Now, what testimony have we who desire to fear God s name that we have anything more than a "form of godliness?" We have a form; that is very clear. But have we any living testimony in our conscience that we have something more than the form? Have we ever felt the power? We have no testimony that we are possessors of godliness unless we have felt its power.

But there are children of God there may be some here present this morning who are now, and have been for weeks, or even months, without the feeling power; and they are perhaps writing bitter things against themselves because they are not under those lively feelings that they once enjoyed. But since you have once felt it, have you ever denied the power, or with all your darkness and deadness, do you deny it now? Is not this rather the feeling of your soul? "O that I were as in months past, as in the days when God preserved me; when his candle shined upon my head, and when by his light I walked through darkness" Job 29:2,3. Is not this rather the language of your heart, O that the Lord would bless me indeed! would revive his work upon my heart, and give me life and power, to enable me to believe in his name! O that he would visit my soul with some discovery of his love, and bring me out of that gloomy and dark state in which I am so sadly sunk!

These are the feelings of a living soul. But those who have but the "form of godliness," deny all these exercises. They want no revivings; they are sighing after no manifestations; they never plead with the Lord to look down upon them and bless them; they are satisfied with an outside religion; they are contented with the mere form. If they can deceive themselves and one another, it is enough. But the living soul, who has the fear of God alive in his bosom, is not so satisfied; he wants living manifestations of God s presence, sweet communications of God s mercy, and the blessed overshadowings of the Spirit upon his heart. If he has not them, he feels he has nothing.

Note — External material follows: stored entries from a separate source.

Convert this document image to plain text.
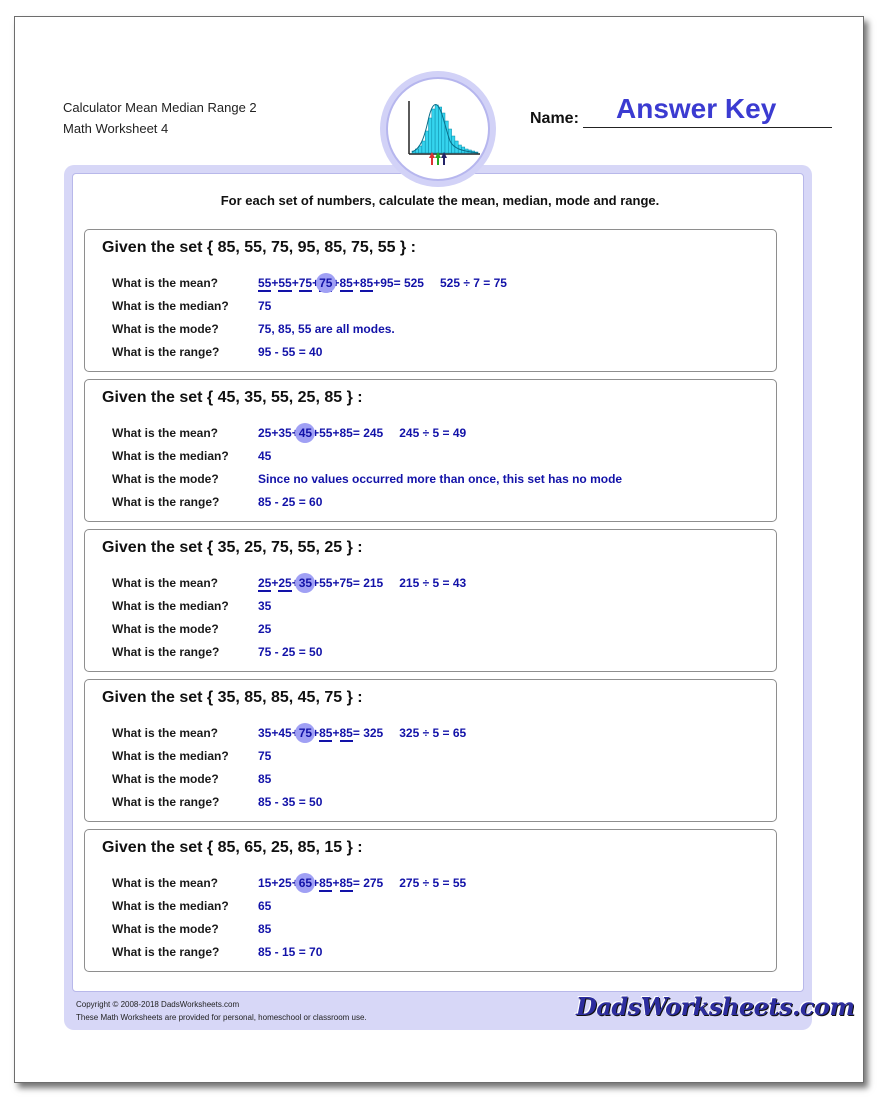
Calculator Mean Median Range 2
Math Worksheet 4
Name: Answer Key
For each set of numbers, calculate the mean, median, mode and range.
Given the set { 85, 55, 75, 95, 85, 75, 55 } :
What is the mean?
What is the median?
What is the mode?
What is the range?
55+55+75+75+85+85+95= 525 525 ÷ 7 = 75
75
75, 85, 55 are all modes.
95 - 55 = 40
Given the set { 45, 35, 55, 25, 85 } :
What is the mean?
What is the median?
What is the mode?
What is the range?
25+35+45+55+85= 245 245 ÷ 5 = 49
45
Since no values occurred more than once, this set has no mode
85 - 25 = 60
Given the set { 35, 25, 75, 55, 25 } :
What is the mean?
What is the median?
What is the mode?
What is the range?
25+25+35+55+75= 215 215 ÷ 5 = 43
35
25
75 - 25 = 50
Given the set { 35, 85, 85, 45, 75 } :
What is the mean?
What is the median?
What is the mode?
What is the range?
35+45+75+85+85= 325 325 ÷ 5 = 65
75
85
85 - 35 = 50
Given the set { 85, 65, 25, 85, 15 } :
What is the mean?
What is the median?
What is the mode?
What is the range?
15+25+65+85+85= 275 275 ÷ 5 = 55
65
85
85 - 15 = 70
Copyright © 2008-2018 DadsWorksheets.com
These Math Worksheets are provided for personal, homeschool or classroom use.	DadsWorksheets.com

Thus, while this text cuts to a thousand pieces those who have but the form, it does not wound the poor mourning child of God who is sighing and crying after the power. Every sigh, cry, and groan that he has on account of his dark, dead, gloomy state are so many living evidences of that power. Whence arise your sighs? What makes you mourn upon your bed? Whence spring those breathings in your soul as you sit by your fire-side after the Lord s presence- that he would speak to your soul, and manifest himself to you? Why, they spring from this conviction deeply wrought in your heart, that nothing but the power of God can reach your soul. All short of that is stamped upon your conscience as nothing.

Now these are the people we are to receive to our bosom, those who have godliness,  and those who have the power of godliness. But those that deny it, be it in word, or in deed; be it virtually by their life and conversation, or inwardly and secretly- from such we are to "turn away." This may bring us a bad name; this may load us with hatred and reproach; this may often prove very cutting to our feelings; but we shall in the end reap the benefit of it, in having the secret testimony of an honest conscience, and the smiles of an approving God.